Si vous n’êtes pas à l’aise avec ces étapes, il vaut mieux demander un avis statistique tôt. L’article sur le choix entre faire ses statistiques soi-même ou demander de l’aide peut vous aider à décider.

Erreurs fréquentes

  • Présenter un score non validé comme un outil clinique.
  • Garder trop de prédicteurs pour trop peu d’événements.
  • Sélectionner les variables uniquement sur les p-values.
  • Confondre association et prédiction.
  • Confondre logit et probabilité.
  • Choisir automatiquement un seuil de probabilité à 0,5.
  • Oublier la calibration.
  • Ne pas expliquer comment les données manquantes ont été gérées.
  • Reconstruire un score publié sans vérifier l’intercept et les définitions exactes.

Sources utiles

  • TRIPOD Statement pour le reporting des modèles prédictifs.
  • TRIPOD+AI 2024 pour les modèles prédictifs incluant l’intelligence artificielle.
  • PROBAST pour l’évaluation du risque de biais des modèles prédictifs.
  • Riley et al., BMJ 2020 pour l’estimation de la taille d’échantillon dans les modèles de prédiction.

En pratique

Créer un score prédictif peut être une très bonne idée de thèse si la question s’y prête, si l’effectif est compatible et si la validation est discutée honnêtement.
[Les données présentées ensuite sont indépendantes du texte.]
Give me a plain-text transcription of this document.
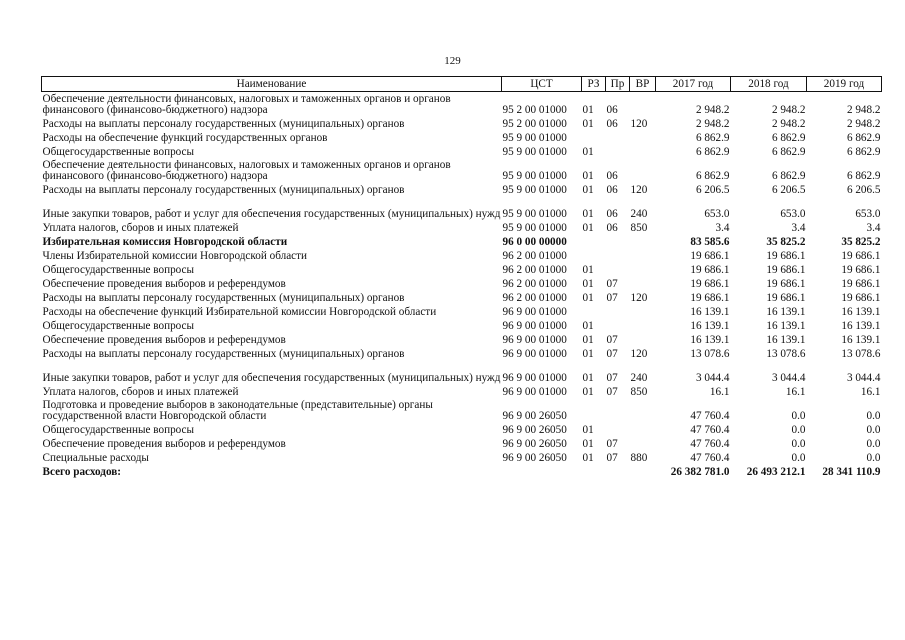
129
Наименование	ЦСТ	РЗ	Пр	ВР	2017 год	2018 год	2019 год
Обеспечение деятельности финансовых, налоговых и таможенных органов и органов финансового (финансово-бюджетного) надзора	95 2 00 01000	01	06		2 948.2	2 948.2	2 948.2
Расходы на выплаты персоналу государственных (муниципальных) органов	95 2 00 01000	01	06	120	2 948.2	2 948.2	2 948.2
Расходы на обеспечение функций государственных органов	95 9 00 01000				6 862.9	6 862.9	6 862.9
Общегосударственные вопросы	95 9 00 01000	01			6 862.9	6 862.9	6 862.9
Обеспечение деятельности финансовых, налоговых и таможенных органов и органов финансового (финансово-бюджетного) надзора	95 9 00 01000	01	06		6 862.9	6 862.9	6 862.9
Расходы на выплаты персоналу государственных (муниципальных) органов	95 9 00 01000	01	06	120	6 206.5	6 206.5	6 206.5
Иные закупки товаров, работ и услуг для обеспечения государственных (муниципальных) нужд	95 9 00 01000	01	06	240	653.0	653.0	653.0
Уплата налогов, сборов и иных платежей	95 9 00 01000	01	06	850	3.4	3.4	3.4
Избирательная комиссия Новгородской области	96 0 00 00000				83 585.6	35 825.2	35 825.2
Члены Избирательной комиссии Новгородской области	96 2 00 01000				19 686.1	19 686.1	19 686.1
Общегосударственные вопросы	96 2 00 01000	01			19 686.1	19 686.1	19 686.1
Обеспечение проведения выборов и референдумов	96 2 00 01000	01	07		19 686.1	19 686.1	19 686.1
Расходы на выплаты персоналу государственных (муниципальных) органов	96 2 00 01000	01	07	120	19 686.1	19 686.1	19 686.1
Расходы на обеспечение функций Избирательной комиссии Новгородской области	96 9 00 01000				16 139.1	16 139.1	16 139.1
Общегосударственные вопросы	96 9 00 01000	01			16 139.1	16 139.1	16 139.1
Обеспечение проведения выборов и референдумов	96 9 00 01000	01	07		16 139.1	16 139.1	16 139.1
Расходы на выплаты персоналу государственных (муниципальных) органов	96 9 00 01000	01	07	120	13 078.6	13 078.6	13 078.6
Иные закупки товаров, работ и услуг для обеспечения государственных (муниципальных) нужд	96 9 00 01000	01	07	240	3 044.4	3 044.4	3 044.4
Уплата налогов, сборов и иных платежей	96 9 00 01000	01	07	850	16.1	16.1	16.1
Подготовка и проведение выборов в законодательные (представительные) органы государственной власти Новгородской области	96 9 00 26050				47 760.4	0.0	0.0
Общегосударственные вопросы	96 9 00 26050	01			47 760.4	0.0	0.0
Обеспечение проведения выборов и референдумов	96 9 00 26050	01	07		47 760.4	0.0	0.0
Специальные расходы	96 9 00 26050	01	07	880	47 760.4	0.0	0.0
Всего расходов:					26 382 781.0	26 493 212.1	28 341 110.9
La bonne formulation n’est pas : “nous avons créé un score utilisable en pratique”.

Elle est plutôt : “nous avons construit un score exploratoire, dont les performances initiales sont décrites, et qui devra être validé sur une population indépendante”.

Pour approfondir la partie analyse, vous pouvez aussi consulter le guide sur le choix du logiciel de statistiques ou tester certaines analyses avec TablR.

Questions fréquentes

Peut-on créer un score prédictif dans une thèse de médecine ?

Oui, mais il faut le présenter avec prudence. Sans validation solide, il s’agit le plus souvent d’un score exploratoire, pas d’un outil utilisable directement en pratique clinique.

Combien de sujets faut-il pour créer un score prédictif ?

Il n’existe pas de nombre universel. Le besoin dépend du nombre d’événements, du nombre de prédicteurs, de la fréquence de l’événement et du niveau de surapprentissage acceptable.

Peut-on choisir les variables uniquement avec les p-values ?

Ce n’est pas conseillé. Les variables doivent être choisies à partir de la question clinique, de la littérature, de la qualité des données et du risque de surapprentissage.

Quelle différence entre discrimination et calibration ?

La discrimination mesure la capacité du score à classer les sujets selon leur risque. La calibration vérifie si les probabilités prédites correspondent aux risques réellement observés.

Peut-on utiliser un score créé dans une thèse en pratique clinique ?

Pas sans validation. Un score créé sur les données d’une seule thèse doit d’abord être évalué, idéalement sur d’autres données, avant d’être utilisé pour décider en pratique.